JAN, 07. À travers les stores, clos à demi comme l'écrin d'un secret, filtrent les lueurs crues d'un quartier en perpétuel éveil. Néons et phares projettent par intermittence leurs couleurs dansantes ; tranchent de rayons factices la pénombre de la pièce, étirent les ombres qui l'habitent tels des fantômes inconsistants. Et les sons. Basses tonitruantes d'ampli abusives, Busanjin qui pulse et qui s'use, Busanjin qui s'enivre comme chaque soir d'excès de shots et de rires enfiévrés.
Les murs en tempèrent la tempête sonore, l'assourdissent en murmures au rythme entraînant ; mais ils exhalent encore la fragrance entêtante de corps enlacés, à peine masquée par celle plus âcre de la fumée opaque que souffle Hiro à chaque inspiration. Entre ses lèvres, la pointe embrasée d'une clope. Et le long de l'échine de Nara, la course délicate d'un frisson, d'une envie — celle d'emprisonner le cylindre entre deux doigts pour le lui confisquer, et de le capturer lui d'un énième baiser. Hiro et sa saveur addictive, traitreusement attachante aussi. Hiro déjà entièrement revêtu, mais qui pourtant ne la presse pas d'en faire autant et de partir.
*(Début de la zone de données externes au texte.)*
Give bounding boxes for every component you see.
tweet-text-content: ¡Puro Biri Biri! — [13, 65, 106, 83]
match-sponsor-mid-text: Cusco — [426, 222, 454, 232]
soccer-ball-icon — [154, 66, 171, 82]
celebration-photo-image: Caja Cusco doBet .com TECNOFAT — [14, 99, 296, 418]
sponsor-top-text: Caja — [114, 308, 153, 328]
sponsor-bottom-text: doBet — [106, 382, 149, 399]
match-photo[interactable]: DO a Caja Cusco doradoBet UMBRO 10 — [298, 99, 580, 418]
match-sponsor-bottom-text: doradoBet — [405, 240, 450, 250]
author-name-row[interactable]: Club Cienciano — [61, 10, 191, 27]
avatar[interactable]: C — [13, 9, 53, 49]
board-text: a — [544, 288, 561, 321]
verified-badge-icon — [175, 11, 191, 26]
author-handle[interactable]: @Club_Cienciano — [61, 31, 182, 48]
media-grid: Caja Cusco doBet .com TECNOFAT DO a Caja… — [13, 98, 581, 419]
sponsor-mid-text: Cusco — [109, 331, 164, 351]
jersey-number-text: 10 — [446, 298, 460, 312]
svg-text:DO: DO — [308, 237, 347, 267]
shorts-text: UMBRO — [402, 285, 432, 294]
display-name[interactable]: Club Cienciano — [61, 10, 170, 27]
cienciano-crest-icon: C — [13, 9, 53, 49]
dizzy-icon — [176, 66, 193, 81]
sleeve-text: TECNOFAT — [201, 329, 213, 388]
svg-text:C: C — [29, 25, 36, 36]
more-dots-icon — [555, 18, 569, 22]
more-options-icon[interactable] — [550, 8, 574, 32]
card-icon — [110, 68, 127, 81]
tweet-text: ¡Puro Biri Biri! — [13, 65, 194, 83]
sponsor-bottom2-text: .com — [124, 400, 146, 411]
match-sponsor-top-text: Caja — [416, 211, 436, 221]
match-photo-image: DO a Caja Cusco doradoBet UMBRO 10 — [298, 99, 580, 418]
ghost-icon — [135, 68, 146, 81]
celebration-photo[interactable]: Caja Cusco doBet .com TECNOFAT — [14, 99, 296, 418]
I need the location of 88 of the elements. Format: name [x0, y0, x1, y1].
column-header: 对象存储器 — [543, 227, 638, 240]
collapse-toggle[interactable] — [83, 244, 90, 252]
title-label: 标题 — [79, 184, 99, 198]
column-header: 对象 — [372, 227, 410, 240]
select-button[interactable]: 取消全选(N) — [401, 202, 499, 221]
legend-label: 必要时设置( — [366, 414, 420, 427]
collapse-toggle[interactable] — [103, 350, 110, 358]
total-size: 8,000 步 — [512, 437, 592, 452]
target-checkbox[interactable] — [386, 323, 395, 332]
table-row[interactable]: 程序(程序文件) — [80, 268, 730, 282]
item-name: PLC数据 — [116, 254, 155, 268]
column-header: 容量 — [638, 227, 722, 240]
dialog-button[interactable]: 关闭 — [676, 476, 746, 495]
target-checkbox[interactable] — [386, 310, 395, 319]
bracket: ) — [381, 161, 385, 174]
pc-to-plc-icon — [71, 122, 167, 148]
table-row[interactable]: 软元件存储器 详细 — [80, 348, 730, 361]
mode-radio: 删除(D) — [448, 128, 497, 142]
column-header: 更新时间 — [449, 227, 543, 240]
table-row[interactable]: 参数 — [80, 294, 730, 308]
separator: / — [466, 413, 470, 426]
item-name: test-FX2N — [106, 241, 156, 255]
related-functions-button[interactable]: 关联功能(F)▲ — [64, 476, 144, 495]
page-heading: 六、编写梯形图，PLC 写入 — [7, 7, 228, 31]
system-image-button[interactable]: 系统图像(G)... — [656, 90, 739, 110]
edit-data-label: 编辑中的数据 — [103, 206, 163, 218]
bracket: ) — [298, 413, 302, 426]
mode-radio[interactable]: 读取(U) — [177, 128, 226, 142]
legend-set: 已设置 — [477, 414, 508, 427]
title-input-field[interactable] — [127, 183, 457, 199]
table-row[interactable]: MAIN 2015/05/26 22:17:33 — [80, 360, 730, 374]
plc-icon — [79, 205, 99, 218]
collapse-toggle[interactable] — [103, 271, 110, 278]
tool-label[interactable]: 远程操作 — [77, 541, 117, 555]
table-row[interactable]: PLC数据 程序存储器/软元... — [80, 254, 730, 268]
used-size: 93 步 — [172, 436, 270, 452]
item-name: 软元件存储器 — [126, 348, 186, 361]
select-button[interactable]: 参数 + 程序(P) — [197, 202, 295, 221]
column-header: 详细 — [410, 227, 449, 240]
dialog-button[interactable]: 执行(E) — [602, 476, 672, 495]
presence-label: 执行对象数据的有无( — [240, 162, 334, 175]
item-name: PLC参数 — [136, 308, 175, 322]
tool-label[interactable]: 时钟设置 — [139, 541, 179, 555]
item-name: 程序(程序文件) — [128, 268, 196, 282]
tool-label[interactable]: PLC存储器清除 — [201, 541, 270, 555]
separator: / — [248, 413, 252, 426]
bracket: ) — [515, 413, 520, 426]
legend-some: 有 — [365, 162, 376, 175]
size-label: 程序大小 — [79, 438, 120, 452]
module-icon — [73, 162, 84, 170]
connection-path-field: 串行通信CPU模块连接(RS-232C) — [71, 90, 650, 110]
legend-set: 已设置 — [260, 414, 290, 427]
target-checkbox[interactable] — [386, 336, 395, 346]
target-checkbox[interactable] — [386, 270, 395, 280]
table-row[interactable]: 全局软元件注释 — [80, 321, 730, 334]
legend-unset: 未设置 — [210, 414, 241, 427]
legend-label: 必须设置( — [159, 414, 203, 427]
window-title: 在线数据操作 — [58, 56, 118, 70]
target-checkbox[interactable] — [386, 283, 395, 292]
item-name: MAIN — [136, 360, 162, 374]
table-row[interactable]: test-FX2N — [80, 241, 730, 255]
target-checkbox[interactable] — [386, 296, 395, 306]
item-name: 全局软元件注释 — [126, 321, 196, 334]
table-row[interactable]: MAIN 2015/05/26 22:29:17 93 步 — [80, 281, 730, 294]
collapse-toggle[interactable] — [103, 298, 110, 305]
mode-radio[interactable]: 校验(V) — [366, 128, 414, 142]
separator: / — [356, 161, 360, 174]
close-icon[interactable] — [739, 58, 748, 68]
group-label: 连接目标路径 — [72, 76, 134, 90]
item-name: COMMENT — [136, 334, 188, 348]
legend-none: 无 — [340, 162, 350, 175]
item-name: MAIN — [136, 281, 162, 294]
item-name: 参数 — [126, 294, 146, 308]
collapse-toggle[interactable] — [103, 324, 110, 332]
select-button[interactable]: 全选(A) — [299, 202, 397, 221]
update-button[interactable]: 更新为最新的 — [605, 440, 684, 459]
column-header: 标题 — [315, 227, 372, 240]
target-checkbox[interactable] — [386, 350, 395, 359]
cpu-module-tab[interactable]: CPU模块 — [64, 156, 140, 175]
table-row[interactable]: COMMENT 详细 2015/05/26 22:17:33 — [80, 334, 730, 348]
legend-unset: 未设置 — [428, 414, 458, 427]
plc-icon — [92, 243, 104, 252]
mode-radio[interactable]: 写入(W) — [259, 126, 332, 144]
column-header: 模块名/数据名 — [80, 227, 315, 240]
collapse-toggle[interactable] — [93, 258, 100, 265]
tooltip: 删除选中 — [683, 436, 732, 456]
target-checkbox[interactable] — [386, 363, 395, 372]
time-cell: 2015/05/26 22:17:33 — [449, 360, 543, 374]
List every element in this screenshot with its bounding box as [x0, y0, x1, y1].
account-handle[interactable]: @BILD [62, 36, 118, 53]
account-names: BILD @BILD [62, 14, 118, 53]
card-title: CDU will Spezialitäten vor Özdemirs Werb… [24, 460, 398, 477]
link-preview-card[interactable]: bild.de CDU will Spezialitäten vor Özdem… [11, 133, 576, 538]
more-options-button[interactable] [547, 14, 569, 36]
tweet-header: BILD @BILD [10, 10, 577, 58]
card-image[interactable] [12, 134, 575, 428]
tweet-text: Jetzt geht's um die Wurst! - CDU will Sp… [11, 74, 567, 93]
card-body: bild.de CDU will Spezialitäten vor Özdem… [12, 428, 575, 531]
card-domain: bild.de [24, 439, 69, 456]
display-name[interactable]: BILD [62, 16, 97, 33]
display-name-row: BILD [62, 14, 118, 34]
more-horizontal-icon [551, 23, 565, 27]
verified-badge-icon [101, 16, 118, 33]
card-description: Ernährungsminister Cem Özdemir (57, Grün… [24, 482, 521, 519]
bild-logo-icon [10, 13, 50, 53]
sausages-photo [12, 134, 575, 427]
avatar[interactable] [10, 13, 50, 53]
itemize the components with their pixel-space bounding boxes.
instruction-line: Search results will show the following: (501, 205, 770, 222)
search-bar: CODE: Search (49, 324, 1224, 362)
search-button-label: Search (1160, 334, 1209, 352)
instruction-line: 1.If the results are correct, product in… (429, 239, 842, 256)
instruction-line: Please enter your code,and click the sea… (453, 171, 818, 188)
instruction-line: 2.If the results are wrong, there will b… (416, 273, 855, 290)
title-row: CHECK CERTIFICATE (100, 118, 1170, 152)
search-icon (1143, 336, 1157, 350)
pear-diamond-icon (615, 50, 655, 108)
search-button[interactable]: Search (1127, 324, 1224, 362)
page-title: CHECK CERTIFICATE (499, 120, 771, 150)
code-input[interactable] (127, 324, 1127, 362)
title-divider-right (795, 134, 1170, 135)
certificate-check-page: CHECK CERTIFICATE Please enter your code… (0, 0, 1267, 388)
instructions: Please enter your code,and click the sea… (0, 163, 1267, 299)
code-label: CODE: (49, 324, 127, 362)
Ce n'est pas une routine heureusement — ils s'en lasseraient — mais l'enchaînement est familier, danse exécutée à quelques reprises déjà. Nara parcourt la pièce sous son regard scrutateur, en quête de sa tenue qu'il a semée ça et là un peu plus tôt, comme pour mieux l'égarer. Chasse au trésor dont sa mine impénitente dénonce l'aspect volontaire. Elle lui retourne un coup d'œil faussement exaspéré, Nara. Proteste : T'en as pas assez d'me compliquer la tâche à chaque fois ? Mais son attention l'attise toujours plus qu'elle ne l'agace, et elle s'applique à lui offrir le show escompté ; enfile les pièces une à une en s'attardant particulièrement sur le maillage délicat de bas résilles. L'appelle d'un index et écarte d'une main ses mèches blondes, lui laissant le soin de rattacher le soutien qu'il a eu si tôt fait de dégrafer. J'vais me prendre du japchae avec du jeon, il lance sans raison apparente, et par-dessus son épaule elle lui accorde une demi-seconde d'interrogation tacite, avant d'en retourner à sa tâche. Cool pour toi ?, elle commente sans stopper ses mouvements. Haussement d'épaule désintéressé. Libre à lui d'exposer le programme de ses errances s'il en ressent l'envie. Mais ses gestes freinent lorsqu'il ajoute : Tu viens ?
Il y a quelque chose de fictif dans cette scène ; l'esprit de Nara la découpe du réel, la mue en microcosme, comme chacune de ses interactions avec Hiro. Elle est partiellement elle-même et partiellement No Hye Jin d'une certaine façon — le plus récent de ses personnages de drama, sa plus fréquente excentricité. Hye Jin et son crush d'adolescente sur un basketteur prometteur. Hye Jin qui l'habite et déteint sur elle, décuplant le spectre de ses émotions. Hye Jin, qui rend Hiro encore plus dangereusement attirant qu'il ne l'est déjà. La jeune actrice se laisse aller contre le torse de l'amant supposé n'occuper que quelques heures de ses nuits, bascule la nuque jusqu'à ce que son image, découpée à l'envers, envahisse son champ de vision. Maintenant ? Perplexité. Touche d'amusement prévalante. Elle plisse le nez, fronce les sourcils, incertaine. Se défait de sa manie de répondre à des questions par d'autres questions, pour les troquer contre des objections le temps d'informer élégamment : Tu pues le sexe. Et elle aussi probablement. Et c'est pas super fairplay, de m'donner des envies de bouffe grasse à trois heures du matin. Nara qui prétend toujours aux autres et à elle-même qu'il lui arrive de manger pour de vrai.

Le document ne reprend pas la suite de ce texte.